Namun keyakinan itu sirna setelah KPK menetapkannya menjadi tersangka. Saya
tidak perlu menyebut siapa kader HMI yang dimaksud bapak ini, anda pasti sudah
bisa menebaknya.
Ditengah rundungan duka karena kader idolanya
tertangkap KPK, beliau juga merasa sedih karena aktivis Mahasiswa, yang
berafiliasi dengan Organisasi Ekstra, tidak lagi memiliki prospek yang baik
sebagai pemimpin masyarakat. “Masak kader yang sudah kita didik mulai dari
komisariat, cabang, daerah hingga pusat, kalah sama Jokowi yang ketika
mahasiswa hanya sibuk di kelas.” ujarnya dengan sedikit bercanda. Beliau juga
prihatin dengan tenggelamnya idealisme para aktivisi mahasiswa yang akhirnya
mendapatkan jabatan, baik di Legislatif maupun Eksekutif. Meskipun beliau masih
memiliki ekspektasi tinggi terhadap salah satu kader HMI, yang kini menjadi
Menteri, yaitu Anies Baswedan.
Di satu sisi, dengan kebijaksanaan beliau,
tercetus sebuah pertanyaan reflektif. “Kapan ya ada politisi yang murni didikan
Muhammadiyah?” tentu pertanyaan ini sangat berat di jawab, karena Muhammadiyah memang
tidak terlibat dalam politik praktis. Menurutnya, banyak tokoh yang mendekati
Muhammadiyah ketika menjelang pemilu, atau bahkan mengaku sebagai kader, tapi
tujuannya untuk menggaet suara. Adapun kader Muhammadiyah yang terjun ke
politik, umumnya mendapatkan pendidikan dan ideologi politik dari Organisasi
lain yang sudah mapan, salah satunya HMI.

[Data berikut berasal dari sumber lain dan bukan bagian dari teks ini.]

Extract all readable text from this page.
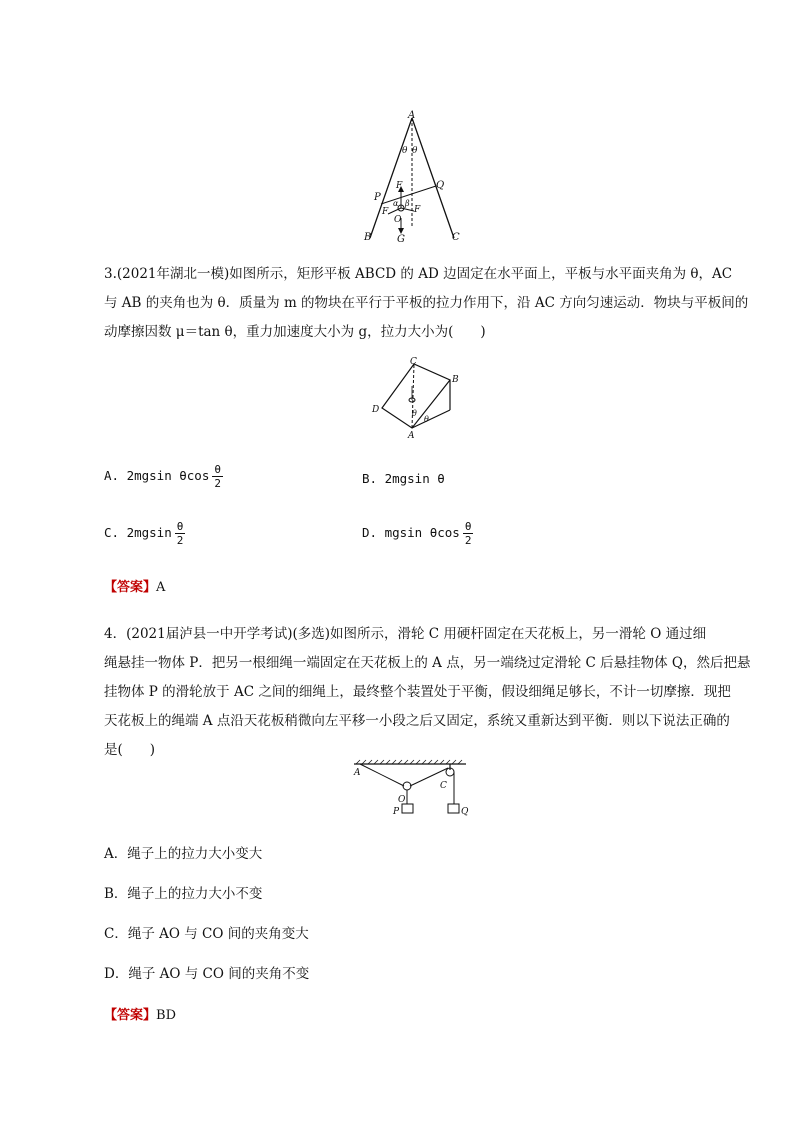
A
θ θ
F
P
Q
α β
F	F
O
B	G	C
3.(2021年湖北一模)如图所示，矩形平板 ABCD 的 AD 边固定在水平面上，平板与水平面夹角为 θ，AC
与 AB 的夹角也为 θ．质量为 m 的物块在平行于平板的拉力作用下，沿 AC 方向匀速运动．物块与平板间的
动摩擦因数 μ＝tan θ，重力加速度大小为 g，拉力大小为(　　)
C
B
D	θ
θ
A
A. 2mgsin θcos $\frac{\theta}{2}$	B. 2mgsin θ
C. $2mgsin \frac{\theta}{2}$	D. mgsin θcos $\frac{\theta}{2}$
【答案】A
4．(2021届泸县一中开学考试)(多选)如图所示，滑轮 C 用硬杆固定在天花板上，另一滑轮 O 通过细
绳悬挂一物体 P．把另一根细绳一端固定在天花板上的 A 点，另一端绕过定滑轮 C 后悬挂物体 Q，然后把悬
挂物体 P 的滑轮放于 AC 之间的细绳上，最终整个装置处于平衡，假设细绳足够长，不计一切摩擦．现把
天花板上的绳端 A 点沿天花板稍微向左平移一小段之后又固定，系统又重新达到平衡．则以下说法正确的
是(　　)
A
C
O
P	Q
A．绳子上的拉力大小变大
B．绳子上的拉力大小不变
C．绳子 AO 与 CO 间的夹角变大
D．绳子 AO 与 CO 间的夹角不变
【答案】BD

Sehingga, seringkali cara fikir politis masuk
dalam struktur Muhammadiyah. Termasuk diantaranya, dalam memandang IMM sebagai
Ortom. Ada yang masih menggunakan pola pikir HMI dalam melihat IMM. Inilah yang
sering menyebabkan salah paham, atau setidaknya, friksi di dalam Muhammadiyah
sendiri. Namun ada juga Ayahanda Muhammadiyah yang menyadari betul bahwa ketika
ber-Muhammadiyah, lepaslah jubah ke-HMI-annya dan memandang IMM dari sudut
pandang sebagai Ortom Muhammadiyah, dan bukan pesaing HMI.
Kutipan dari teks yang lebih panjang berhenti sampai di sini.